Après les qualifications de Silverstone, Charles Leclerc explique quel changement l’a aidé dans son duel interne à l’équipe contre Lewis Hamilton
Charles Leclerc s’est qualifié devant son coéquipier Lewis Hamilton pour le Grand Prix de Grande-Bretagne. Selon ses propres déclarations, le fait de ne plus essayer de copier les réglages du septuple champion du monde l’a sans doute aidé lors de cette séance.
« J’avais récemment deux approches », explique Leclerc après la séance. « D’un côté, j’ai essayé d’adapter mon style de pilotage et de reproduire ce que fait Lewis. Après tout, ça marche clairement. »
« Ou bien », poursuit Leclerc, « je continue à aller dans ma direction et j’essaie de trouver un moyen pour que la voiture s’adapte mieux à mon style de pilotage. [Pour Silverstone], j’ai choisi cette dernière option. Cela signifie : exploiter ce dont on sait que ça a fonctionné par le passé et essayer de trouver une solution avec tous les outils dont on dispose dans cette voiture. »
C’est précisément cette approche qui a porté ses fruits pour Leclerc lors des qualifications. « Il Predestinato » a ainsi réussi à devancer son coéquipier de près de deux dixièmes de seconde au « Home of British Motor Racing ». Alors que Leclerc s’élancera en deuxième position dans le Grand Prix, Hamilton prendra le départ depuis la troisième place.
Entre ses deux tentatives en Q3, Leclerc a réussi à gagner de précieux dixièmes de seconde. Lorsqu’on lui a demandé comment il y était parvenu, le Monégasque a répondu :
« J’ai simplement poussé un peu plus partout. Honnêtement, je suis vraiment content du résultat, comme tu l’as déjà dit [en référence au journaliste qui posait la question]. En général, cela signifie que je sais où se situe la limite de la voiture. »
« J’ai toujours eu pour point fort de pouvoir gagner encore un peu [de temps] lors du deuxième tour de la Q3, mais j’avais un peu perdu cette sensation ces derniers temps. J’ai travaillé très, très dur pour retrouver cette sensation. »
« Aujourd’hui », explique Leclerc, « j’ai l’impression que cette sensation est de retour. Je vais désormais m’attacher à la conserver, car je sais à quel point cela dépend des réglages fins et des petits détails. Mais je pense qu’aujourd’hui, nous avons fait un pas en avant. »

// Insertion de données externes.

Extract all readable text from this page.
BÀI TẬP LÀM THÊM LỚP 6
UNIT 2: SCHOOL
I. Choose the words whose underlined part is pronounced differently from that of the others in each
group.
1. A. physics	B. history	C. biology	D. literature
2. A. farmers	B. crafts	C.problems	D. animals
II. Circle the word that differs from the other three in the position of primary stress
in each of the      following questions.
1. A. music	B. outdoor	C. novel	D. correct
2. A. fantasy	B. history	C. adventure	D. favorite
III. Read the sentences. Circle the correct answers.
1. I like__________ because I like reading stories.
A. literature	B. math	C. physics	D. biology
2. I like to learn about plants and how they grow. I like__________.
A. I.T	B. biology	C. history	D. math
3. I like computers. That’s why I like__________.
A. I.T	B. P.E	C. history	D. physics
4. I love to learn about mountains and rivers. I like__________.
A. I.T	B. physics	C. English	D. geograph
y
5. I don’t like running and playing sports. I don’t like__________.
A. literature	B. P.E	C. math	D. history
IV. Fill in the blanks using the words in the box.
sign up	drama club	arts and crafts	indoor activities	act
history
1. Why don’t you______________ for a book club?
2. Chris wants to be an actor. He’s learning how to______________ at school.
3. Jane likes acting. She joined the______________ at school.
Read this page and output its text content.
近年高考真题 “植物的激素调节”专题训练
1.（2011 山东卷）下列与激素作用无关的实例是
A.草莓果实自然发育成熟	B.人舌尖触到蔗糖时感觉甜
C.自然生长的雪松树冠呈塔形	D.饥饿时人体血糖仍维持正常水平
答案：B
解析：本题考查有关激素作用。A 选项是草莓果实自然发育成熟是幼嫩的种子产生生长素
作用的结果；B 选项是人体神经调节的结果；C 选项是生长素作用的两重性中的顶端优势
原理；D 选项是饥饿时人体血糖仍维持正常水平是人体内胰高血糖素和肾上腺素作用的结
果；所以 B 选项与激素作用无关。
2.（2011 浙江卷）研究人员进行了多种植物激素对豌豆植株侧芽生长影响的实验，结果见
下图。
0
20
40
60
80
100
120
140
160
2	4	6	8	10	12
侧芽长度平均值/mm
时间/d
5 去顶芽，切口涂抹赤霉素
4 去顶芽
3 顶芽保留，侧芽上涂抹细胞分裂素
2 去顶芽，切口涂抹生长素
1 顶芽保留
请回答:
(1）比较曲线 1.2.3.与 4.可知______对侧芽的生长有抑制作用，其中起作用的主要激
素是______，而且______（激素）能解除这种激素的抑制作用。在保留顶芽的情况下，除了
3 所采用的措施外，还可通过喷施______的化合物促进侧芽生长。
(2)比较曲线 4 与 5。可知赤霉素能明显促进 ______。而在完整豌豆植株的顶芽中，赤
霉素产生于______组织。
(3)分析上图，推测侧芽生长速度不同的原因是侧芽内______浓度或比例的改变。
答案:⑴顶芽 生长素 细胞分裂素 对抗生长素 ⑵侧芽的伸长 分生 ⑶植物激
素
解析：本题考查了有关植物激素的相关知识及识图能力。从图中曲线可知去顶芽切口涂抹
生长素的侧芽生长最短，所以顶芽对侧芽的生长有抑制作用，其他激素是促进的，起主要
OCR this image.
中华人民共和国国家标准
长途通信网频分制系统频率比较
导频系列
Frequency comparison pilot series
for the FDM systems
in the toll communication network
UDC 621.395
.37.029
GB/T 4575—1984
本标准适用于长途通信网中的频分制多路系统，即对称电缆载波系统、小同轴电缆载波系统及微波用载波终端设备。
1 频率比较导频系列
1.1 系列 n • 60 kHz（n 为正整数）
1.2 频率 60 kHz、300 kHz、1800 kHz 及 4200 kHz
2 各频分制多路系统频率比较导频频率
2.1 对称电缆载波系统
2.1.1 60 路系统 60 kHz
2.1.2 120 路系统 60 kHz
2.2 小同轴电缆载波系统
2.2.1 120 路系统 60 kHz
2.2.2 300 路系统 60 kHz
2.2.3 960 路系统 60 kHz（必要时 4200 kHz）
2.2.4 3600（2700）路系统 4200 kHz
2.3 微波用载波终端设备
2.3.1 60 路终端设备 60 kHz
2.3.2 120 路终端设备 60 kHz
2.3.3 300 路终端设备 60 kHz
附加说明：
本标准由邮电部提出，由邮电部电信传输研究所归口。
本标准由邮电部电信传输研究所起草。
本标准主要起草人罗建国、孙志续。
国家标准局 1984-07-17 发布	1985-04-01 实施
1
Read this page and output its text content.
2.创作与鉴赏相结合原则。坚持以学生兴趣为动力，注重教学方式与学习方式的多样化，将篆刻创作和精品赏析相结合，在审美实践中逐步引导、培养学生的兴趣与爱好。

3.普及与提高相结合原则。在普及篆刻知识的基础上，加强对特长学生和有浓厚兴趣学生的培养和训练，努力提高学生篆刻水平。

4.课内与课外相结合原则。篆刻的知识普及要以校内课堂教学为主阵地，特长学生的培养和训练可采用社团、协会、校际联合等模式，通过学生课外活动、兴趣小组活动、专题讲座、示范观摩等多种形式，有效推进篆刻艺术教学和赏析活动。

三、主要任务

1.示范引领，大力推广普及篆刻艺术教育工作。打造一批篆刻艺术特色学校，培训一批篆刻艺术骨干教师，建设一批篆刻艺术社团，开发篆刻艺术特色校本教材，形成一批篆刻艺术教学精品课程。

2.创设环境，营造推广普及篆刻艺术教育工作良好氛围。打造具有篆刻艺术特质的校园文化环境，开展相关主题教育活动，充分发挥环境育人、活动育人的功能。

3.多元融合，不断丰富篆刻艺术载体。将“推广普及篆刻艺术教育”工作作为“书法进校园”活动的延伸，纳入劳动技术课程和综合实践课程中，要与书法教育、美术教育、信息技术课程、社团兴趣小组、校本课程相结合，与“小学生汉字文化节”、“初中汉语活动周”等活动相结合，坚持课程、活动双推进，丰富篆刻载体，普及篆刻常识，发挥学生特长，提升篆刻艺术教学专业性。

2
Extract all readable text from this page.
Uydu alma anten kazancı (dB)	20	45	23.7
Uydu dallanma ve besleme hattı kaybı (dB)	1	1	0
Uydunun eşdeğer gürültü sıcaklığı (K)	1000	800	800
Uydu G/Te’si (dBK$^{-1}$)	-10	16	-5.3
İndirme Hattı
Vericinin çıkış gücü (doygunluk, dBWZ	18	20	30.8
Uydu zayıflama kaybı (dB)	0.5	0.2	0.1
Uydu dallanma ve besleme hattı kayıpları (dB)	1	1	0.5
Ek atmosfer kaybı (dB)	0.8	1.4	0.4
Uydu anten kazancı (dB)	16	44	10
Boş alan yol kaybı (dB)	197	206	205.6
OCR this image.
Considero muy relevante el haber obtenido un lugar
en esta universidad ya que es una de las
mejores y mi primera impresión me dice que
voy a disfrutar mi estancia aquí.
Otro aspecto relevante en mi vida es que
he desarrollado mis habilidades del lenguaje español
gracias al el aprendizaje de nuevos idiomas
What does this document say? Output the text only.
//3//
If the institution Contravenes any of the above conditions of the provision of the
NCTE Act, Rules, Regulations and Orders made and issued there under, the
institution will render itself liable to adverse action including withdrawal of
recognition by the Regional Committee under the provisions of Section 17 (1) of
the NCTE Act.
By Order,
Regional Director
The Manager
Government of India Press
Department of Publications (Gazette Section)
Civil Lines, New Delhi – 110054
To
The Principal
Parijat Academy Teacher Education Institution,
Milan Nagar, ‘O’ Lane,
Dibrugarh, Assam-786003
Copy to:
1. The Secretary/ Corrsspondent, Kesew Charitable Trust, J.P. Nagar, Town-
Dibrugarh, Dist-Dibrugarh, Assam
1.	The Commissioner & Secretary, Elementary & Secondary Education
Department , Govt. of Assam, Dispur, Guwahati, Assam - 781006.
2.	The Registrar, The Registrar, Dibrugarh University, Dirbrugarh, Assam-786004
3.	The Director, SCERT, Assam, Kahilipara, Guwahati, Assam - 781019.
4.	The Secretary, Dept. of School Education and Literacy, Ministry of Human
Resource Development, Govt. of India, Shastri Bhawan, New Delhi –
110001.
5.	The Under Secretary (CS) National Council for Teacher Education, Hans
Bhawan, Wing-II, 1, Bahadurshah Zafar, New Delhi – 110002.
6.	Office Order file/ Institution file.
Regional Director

Leclerc reste néanmoins prudent dans ses déclarations après les qualifications. Ces dernières semaines, le pilote de 28 ans n’a en effet presque jamais réussi à s’imposer face à son coéquipier lors des qualifications. « Je tiens à souligner qu’il ne s’agit que d’une séance de qualifications », précise-t-il.
« En Autriche non plus, je n’ai pas fait une [mauvaise séance], mais je ne pense pas avoir eu de bonnes sensations à ce moment-là. Cela ne signifie pas non plus que ma saison va complètement basculer à partir de maintenant. Mais ça fait au moins du bien d’avoir une séance de qualifications où le feeling est au rendez-vous, où l’on sait où se situe la limite de sa voiture. »
« Je n’ai pas commis d’erreur en qualifications, car je savais exactement ce que j’avais à attendre de la voiture. Et c’est une sensation particulièrement agréable après les problèmes que j’ai rencontrés ces derniers temps. »
Leclerc n’a pas révélé après la séance quelles modifications exactes avaient été apportées à la voiture. En revanche, nous savons que les deux pilotes Ferrari pourraient avoir un dimanche difficile devant eux. Car même avec ses anciennes sensations, Leclerc était à près de deux dixièmes de seconde du poleman Kimi Antonelli.